Comment by simias

9 years ago

Optimizing for size is easier because you only have exactly one metric to consider: how many bytes your instructions take.

When optimizing for speed you have to consider many factors like the relative speed of each instruction, cache behavior (including size of the cachelines, associativity, number of layers, relative speed of the layers...), pipelining, branch prediction, prefetching, whether moving your data to SIMD registers could be worth it, what to inline and what not to inline, what to unroll and what not to unroll, constraint solving to optimize things that can be computed or asserted statically etc...

10 comments

simias

TazeTSchnitzel 9 years ago

And that's for a single processor!
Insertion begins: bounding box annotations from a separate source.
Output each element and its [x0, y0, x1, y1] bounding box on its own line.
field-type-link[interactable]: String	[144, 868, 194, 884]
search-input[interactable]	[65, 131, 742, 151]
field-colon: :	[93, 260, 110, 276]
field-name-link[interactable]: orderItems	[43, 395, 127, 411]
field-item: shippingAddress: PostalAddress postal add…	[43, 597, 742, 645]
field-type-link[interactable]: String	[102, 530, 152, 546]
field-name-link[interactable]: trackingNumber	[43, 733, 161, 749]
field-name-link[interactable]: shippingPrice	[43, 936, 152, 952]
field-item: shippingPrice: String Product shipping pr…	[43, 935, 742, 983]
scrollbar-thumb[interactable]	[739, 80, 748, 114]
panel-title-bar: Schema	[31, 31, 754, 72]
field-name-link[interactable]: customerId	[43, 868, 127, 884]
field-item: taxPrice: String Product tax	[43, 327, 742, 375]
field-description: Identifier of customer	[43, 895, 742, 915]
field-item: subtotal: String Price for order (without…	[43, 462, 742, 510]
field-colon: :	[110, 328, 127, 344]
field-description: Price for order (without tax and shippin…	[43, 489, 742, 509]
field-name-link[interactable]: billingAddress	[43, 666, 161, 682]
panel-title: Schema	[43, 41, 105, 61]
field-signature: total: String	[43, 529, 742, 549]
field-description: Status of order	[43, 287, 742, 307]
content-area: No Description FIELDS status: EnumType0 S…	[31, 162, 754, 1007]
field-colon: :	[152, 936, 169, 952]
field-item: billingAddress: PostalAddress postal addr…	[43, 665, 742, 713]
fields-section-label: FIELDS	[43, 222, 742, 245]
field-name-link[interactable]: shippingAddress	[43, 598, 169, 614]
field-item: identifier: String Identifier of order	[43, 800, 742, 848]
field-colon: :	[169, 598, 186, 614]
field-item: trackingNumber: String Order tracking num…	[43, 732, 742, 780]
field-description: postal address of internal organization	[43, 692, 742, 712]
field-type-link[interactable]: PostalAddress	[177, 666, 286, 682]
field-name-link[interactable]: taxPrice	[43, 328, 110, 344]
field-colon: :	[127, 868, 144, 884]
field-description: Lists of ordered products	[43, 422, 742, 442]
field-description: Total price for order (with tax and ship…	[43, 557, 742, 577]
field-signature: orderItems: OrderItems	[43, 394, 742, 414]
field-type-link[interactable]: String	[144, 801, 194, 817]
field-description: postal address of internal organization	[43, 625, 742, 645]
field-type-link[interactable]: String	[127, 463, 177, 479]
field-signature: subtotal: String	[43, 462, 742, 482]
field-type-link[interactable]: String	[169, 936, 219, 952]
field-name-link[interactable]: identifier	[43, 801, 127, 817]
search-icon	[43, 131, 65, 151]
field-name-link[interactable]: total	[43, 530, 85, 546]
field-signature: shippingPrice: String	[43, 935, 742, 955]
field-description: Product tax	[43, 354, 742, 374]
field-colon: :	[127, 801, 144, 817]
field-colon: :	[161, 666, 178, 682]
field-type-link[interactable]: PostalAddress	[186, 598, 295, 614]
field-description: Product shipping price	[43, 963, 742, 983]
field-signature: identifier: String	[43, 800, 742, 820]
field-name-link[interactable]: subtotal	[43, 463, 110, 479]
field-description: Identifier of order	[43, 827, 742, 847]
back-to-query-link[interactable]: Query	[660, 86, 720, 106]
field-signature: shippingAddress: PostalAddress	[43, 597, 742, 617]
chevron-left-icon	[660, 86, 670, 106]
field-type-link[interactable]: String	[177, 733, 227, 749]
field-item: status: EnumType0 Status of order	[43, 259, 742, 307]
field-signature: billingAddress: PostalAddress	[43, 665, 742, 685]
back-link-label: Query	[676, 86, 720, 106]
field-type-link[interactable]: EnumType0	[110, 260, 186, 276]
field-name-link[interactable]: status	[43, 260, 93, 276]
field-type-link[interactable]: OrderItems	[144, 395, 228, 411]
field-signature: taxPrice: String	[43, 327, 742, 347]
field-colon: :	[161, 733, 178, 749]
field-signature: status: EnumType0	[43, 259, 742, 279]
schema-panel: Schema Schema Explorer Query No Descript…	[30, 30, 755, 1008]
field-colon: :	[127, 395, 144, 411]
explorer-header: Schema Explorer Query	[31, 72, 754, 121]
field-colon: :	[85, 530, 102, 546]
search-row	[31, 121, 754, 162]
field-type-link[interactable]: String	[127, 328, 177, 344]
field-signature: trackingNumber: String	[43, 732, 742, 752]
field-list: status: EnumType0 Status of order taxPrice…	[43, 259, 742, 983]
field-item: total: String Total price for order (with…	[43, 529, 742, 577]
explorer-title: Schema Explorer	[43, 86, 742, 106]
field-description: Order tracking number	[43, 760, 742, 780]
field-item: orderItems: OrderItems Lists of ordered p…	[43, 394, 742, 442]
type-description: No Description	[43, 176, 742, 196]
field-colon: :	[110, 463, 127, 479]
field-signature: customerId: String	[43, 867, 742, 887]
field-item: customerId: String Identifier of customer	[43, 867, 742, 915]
There's myriad CPUs the end user could be using.

ReverseCold 9 years ago
x86 and x64 are the only two that someone could be using on desktop, right?
- pjc50 9 years ago
  
  Timing rules can be very different even between different models of the same processor, let alone between different ranges (i3 vs i7) or generations (Skylake etc). An example: https://gmplib.org/~tege/x86-timing.pdf
  
  2 replies →
- Retr0spectrum 9 years ago
  
  Different microarchitectures can have big differences in performance between different instructions.
- PeCaN 9 years ago
  
  Instruction set makes much less of a difference than the actual microarchitecture. For an extreme example, see Pentium 4 vs Core. Something that runs fast on one could be dramatically different on the other.
  The only time ISA really influences optimization is for unique ones like IA-64/Itanium. Otherwise, optimizing for e.g. a modern Xeon vs a POWER8 is not terribly different.
  
  2 replies →
- gjjrfcbugxbhf 9 years ago
  
  How many cores? How big is each cache?